The play “The Tale of Rollie Robin,” which took place recently during a school assembly, was the fall class project for UNH’s Theatre for Young Audiences course. It was borne out of the children’s story book of the same name that is part of an obesity awareness and prevention program designed to encourage physical activity and health food choices. It tells the tale of a bird, Rollie Robin, who has trouble flying because he eats the wrong foods. Rollie learns that by eating better and exercising through play, he is healthier. The program is targeted at students in kindergarten through third grade.

“In my Methods of Teaching Theatre course, we talk about process-oriented teaching. I wanted to give my students an experiential understanding of this teaching method, and Theatre for Young Audiences was the best course for this. This offered an excellent opportunity to not only provide my students with practical experience but to also draft a piece of theater that can now be shared with more elementary schools. I hope in the future to use our script for the UNH Theatre & Dance Artsreach Tour,” said Raina Ames, associate professor of theatre and dance.

Brian Morley
Rollie Robin is played by Brian Morley, a first-year student from Tewksbury,
Mass. Here he sings to the students at Reeds Ferry Elementary School in

The children’s story book and awareness program was created by Bill Scott, a professor of applied business management at the Thompson School of Applied Sciences at UNH. Scott creates children’s awareness and prevention programs in his free time as a community service. Rollie Robin is the second children’s awareness program Scott has created; his first program was the Samantha Skunk Smoking Prevention Program, which he was inspired to create by his daughter who suffers from asthma.

"When I asked my grandchildren what kind of animal would be most harmed by eating the wrong food, they immediately suggested a bird. After many discussions with my grandchildren, the acronym Healthy Eating Lots of Play was developed and Rollie Robin was born. Oops. Hatched," Scott says.

Last summer, Scott approached Ames about having “The Tale of Rollie Robin” story book adapted as a children’s play.

“Adaptations such as ‘The Tale of Rollie Robin’ are incredibly important. Reading a story is one thing, but when the story comes to life, it is something entirely different. The students are brought into Rollie’s world and that helps them connect to the content on a deeper level,” says Briana Traynor, a senior from Rockport, Mass., who plays Rollie’s older sister Ruby Robin.

Traynor says the project of adapting Rollie Robin as a play has been an invaluable experience as she plans a career as an elementary school teacher who uses arts integration to enrich her lessons.

“This project has been a culmination project for me as a theater educator. I have loved learning all about the importance of the arts, especially theater, for kids inside and outside of the classroom. I have been able to take everything that I have learned in the theater education program so far and combine it in this project. That has been incredibly rewarding,” Traynor says.

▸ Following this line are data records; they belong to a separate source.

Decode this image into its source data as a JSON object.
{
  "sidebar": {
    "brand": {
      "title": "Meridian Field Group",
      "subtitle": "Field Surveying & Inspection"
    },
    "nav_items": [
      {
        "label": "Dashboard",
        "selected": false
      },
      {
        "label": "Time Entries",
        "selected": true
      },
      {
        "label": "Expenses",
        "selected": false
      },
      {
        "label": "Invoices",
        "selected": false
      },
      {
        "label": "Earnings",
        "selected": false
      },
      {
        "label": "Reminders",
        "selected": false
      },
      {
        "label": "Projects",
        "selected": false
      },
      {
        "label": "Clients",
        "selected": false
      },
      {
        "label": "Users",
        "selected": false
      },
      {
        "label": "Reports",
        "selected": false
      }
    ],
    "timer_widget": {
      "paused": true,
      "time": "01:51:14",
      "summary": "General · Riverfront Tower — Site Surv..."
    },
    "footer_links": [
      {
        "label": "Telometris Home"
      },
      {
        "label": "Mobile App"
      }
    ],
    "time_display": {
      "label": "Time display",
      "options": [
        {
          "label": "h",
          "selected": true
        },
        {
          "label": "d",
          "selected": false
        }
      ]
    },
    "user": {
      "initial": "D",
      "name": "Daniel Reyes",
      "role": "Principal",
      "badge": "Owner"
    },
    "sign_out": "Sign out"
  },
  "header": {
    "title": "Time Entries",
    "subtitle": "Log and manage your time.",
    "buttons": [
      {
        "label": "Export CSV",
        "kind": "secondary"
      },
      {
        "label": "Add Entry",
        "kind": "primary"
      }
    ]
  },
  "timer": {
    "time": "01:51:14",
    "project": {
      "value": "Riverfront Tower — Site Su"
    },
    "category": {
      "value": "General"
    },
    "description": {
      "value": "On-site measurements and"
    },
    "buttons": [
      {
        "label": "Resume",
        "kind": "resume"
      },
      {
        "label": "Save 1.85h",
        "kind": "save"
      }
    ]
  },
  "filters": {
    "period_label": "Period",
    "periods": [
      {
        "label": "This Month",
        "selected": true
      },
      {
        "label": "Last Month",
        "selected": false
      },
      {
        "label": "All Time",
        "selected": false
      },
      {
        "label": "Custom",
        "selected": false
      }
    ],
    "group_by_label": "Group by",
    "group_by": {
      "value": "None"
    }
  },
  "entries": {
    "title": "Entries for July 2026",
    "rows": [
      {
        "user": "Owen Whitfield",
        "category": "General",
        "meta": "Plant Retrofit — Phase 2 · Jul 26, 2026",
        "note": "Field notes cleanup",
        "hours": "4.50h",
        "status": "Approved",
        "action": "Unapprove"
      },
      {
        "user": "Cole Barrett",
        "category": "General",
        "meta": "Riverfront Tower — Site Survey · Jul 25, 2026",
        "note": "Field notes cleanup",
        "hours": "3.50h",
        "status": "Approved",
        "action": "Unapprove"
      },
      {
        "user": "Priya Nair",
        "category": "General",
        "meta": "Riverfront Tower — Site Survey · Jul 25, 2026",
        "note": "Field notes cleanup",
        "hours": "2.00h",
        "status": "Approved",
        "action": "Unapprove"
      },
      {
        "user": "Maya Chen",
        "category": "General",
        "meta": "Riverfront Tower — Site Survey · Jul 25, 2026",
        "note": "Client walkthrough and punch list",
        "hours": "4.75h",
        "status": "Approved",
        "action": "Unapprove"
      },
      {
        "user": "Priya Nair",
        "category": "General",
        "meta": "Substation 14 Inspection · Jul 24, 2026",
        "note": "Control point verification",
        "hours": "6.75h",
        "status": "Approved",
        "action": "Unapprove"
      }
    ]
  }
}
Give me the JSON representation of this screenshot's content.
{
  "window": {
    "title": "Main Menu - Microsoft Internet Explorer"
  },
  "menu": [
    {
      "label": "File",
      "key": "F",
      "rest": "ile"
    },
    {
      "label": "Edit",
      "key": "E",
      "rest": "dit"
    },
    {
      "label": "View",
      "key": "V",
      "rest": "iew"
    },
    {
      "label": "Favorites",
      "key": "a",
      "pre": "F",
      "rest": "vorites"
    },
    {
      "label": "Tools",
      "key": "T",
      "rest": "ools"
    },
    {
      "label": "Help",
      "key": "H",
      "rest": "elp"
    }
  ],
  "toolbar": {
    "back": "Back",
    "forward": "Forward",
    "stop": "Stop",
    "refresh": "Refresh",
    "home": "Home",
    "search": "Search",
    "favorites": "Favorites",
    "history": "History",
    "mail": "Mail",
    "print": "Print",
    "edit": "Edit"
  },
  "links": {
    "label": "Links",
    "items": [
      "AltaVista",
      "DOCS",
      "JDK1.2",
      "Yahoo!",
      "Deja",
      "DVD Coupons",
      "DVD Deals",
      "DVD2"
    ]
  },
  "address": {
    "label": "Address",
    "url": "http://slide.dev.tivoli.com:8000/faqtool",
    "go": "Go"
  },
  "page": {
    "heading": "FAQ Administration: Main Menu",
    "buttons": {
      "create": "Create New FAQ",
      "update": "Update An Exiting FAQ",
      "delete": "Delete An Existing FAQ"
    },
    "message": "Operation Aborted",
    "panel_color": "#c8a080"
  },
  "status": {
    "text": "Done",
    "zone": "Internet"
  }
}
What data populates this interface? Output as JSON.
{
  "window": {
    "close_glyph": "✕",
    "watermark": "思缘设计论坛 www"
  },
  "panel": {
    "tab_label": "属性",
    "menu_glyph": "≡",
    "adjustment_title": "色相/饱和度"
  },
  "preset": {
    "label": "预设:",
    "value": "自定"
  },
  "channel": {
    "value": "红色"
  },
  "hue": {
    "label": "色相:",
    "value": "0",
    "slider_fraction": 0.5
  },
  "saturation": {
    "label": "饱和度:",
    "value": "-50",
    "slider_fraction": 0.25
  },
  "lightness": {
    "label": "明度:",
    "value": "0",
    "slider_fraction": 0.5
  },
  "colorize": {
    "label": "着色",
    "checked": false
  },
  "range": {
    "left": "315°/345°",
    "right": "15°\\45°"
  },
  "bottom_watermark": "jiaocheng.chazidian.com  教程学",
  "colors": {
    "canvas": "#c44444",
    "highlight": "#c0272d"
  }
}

Lauren Barton, a senior from Sanford, Fla., was involved behind the scenes with directing and blocking, writing, and overseeing the props.

“The most worthwhile part of being involved in this project has been learning how to direct with others, learning how to write a children's script, and knowing that our show could change the lives of the students who see it for the better,” Barton said.

After she graduates, Barton plans to work as a high school drama teacher and high school director. “This class has taught me how to build a show from the ground up. The experience of interpreting text, blocking, directing, and organizing all technical elements of a show has been invaluable,” she says.

Sophomore Olivia Fiore of Brightwaters, N.Y., says her experience in this class has taken her one step toward a career working for public television and creating educational television.

“Only so much is gained from just listening. When you add visuals, musical numbers, and audience participation, the message comes alive. Our society is too focused on how we look instead of our overall health. Hopefully by seeing Rollie, kids will see the benefits of a healthy lifestyle, not how beautiful you are,” Fiore says.